His prisoner reached for the webbing. When it stuck to her hands and wrapped around her arms, she gave a cry, and the tips of her ears flattened against her head.
He'd once been fascinated by her ears, had never seen anything like them. The tips had twitched whenever she'd been unsettled and had flattened on the few occasions she'd been anxious--such as when he'd been about to kiss her for the first and only time.
That kiss. Her sweet lips had slain him, and he was still trying to recover.
Kari returned to her wheel and resumed spinning, her movements hypnotic. As he stared, his thoughts spun as well, tumbling back millennia. . . .
Sian swept Kari around the ballroom during yet another tedious function. He had to fight not to clasp her close to his body.
Could her hands be any softer? Her scent any more alluring?
He might have questioned why a large hell demon like himself would be paired with such an airily delicate mate--if her body didn't heat his blood like nothing else.

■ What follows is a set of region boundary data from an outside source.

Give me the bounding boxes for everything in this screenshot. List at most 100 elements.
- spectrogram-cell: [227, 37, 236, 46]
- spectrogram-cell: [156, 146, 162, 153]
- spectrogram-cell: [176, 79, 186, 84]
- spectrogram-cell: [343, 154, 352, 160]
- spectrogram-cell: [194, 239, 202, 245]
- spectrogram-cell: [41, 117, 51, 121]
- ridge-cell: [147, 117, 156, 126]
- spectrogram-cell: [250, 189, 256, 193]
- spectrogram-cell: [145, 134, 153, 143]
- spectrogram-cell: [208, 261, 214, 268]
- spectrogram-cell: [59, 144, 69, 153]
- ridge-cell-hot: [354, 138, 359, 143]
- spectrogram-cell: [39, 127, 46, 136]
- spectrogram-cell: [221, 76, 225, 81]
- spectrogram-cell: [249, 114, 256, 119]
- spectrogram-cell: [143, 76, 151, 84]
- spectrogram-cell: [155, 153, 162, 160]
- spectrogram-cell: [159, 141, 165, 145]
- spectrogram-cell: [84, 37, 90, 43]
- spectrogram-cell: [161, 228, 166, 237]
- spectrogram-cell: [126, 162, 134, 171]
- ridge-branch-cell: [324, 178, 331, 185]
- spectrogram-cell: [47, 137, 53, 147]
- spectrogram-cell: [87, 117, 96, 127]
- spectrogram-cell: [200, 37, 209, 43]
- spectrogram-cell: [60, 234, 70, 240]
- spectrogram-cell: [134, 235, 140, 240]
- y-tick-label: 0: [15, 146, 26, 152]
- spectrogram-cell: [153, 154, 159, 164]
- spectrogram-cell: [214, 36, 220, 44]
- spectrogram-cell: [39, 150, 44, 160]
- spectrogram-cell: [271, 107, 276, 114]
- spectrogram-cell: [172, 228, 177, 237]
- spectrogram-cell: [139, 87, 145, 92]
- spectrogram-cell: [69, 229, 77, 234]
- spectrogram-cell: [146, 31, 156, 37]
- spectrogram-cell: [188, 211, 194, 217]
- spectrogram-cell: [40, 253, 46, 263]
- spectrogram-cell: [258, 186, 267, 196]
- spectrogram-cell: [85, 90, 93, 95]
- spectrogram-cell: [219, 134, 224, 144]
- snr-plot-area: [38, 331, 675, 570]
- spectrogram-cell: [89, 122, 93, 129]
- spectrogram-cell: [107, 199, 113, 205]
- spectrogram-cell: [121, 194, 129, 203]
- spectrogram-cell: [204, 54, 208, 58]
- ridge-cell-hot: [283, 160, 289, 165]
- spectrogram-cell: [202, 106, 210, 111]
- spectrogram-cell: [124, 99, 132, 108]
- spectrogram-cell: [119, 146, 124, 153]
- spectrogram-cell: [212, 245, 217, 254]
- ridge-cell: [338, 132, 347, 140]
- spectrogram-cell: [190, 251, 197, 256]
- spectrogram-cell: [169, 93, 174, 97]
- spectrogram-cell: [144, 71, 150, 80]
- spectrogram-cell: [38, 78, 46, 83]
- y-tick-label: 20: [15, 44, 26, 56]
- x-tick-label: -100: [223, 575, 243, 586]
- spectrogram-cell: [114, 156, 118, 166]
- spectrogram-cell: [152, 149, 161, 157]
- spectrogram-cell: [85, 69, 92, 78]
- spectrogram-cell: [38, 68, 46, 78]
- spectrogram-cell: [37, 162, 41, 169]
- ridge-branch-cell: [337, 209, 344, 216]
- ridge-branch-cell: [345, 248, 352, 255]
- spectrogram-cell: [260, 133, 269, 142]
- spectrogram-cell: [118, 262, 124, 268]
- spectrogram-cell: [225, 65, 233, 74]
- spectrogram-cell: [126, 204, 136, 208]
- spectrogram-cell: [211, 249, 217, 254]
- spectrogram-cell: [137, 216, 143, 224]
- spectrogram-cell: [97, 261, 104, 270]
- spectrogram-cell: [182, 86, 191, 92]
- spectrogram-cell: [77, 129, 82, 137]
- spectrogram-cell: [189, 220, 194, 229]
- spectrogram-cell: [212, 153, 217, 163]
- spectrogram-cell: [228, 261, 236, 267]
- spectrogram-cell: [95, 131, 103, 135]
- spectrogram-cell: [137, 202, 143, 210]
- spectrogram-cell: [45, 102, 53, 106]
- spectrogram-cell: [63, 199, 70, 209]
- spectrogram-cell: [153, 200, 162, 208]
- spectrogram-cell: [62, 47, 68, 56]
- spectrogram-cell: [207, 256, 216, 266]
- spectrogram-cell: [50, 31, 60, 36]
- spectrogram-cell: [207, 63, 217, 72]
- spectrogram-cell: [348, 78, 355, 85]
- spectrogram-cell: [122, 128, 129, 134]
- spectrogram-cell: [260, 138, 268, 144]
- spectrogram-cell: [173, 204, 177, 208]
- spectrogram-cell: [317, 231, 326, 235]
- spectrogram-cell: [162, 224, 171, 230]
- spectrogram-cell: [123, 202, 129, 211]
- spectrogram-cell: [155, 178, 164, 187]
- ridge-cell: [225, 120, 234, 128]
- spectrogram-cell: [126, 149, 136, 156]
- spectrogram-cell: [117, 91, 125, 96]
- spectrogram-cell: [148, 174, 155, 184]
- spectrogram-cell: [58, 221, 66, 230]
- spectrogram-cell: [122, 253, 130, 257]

Since he'd laid eyes on Kari, his adolescent desires had only ratcheted up. He'd experienced the most powerful culmination of his life--with her stolen silk shift around his member.
Yet he craved her not only for physical reasons. His female's mind was a mystery greater than any of the ones in the magical realm of hell.
If only he could read her thoughts! Right now, her mind seemed a million leagues away. She danced with him, but she wasn't looking at him.
"What are you contemplating, Kari?" he asked, knowing she'd never tell him. He hated it when her gaze grew distant. Though every one of his thoughts revolved around her, she lived in a world kept separate from him.
"This and that," she murmured.
She was leading him to insanity! At times she encouraged him to woo her, only to turn around and snicker at him behind her fan with her toadying friends.
But whenever he d
oubted her feelings, she would tease him or allow him some new liberty, such as pressing a kiss to her wrist or holding her closer while dancing.
"Will you confide your musings to me, princess?"
Finally she gazed up at him. "You're soon to leave us."
Not without you. If he could teleport in this realm, he would be tempted to steal her. "Does the idea of us parting aggrieve you whatsoever?"
She shrugged.
Shrugged! He inhaled for calm. Sian had only so long before he was dispatched back to hell--and before she was wed. The king of the Draiksulian elves pursued her hand ardently.
Sian scowled in the male's direction. The king was tall and fair-haired, an ideal elven specimen. Sometimes Kari gazed at him as if she were infatuated.
Sian scarcely prevented himself from baring his fangs at the male. But Kari grew appalled at his every loss of control, deeming these displays "savagery." She'd once told him, "You're as unthinking as a red-eyed vampire."
"Demon, your grip."
His hands had tightened on her. Easy, Sian. She was a fragile elf, and still vulnerable to harm. "Pardon me."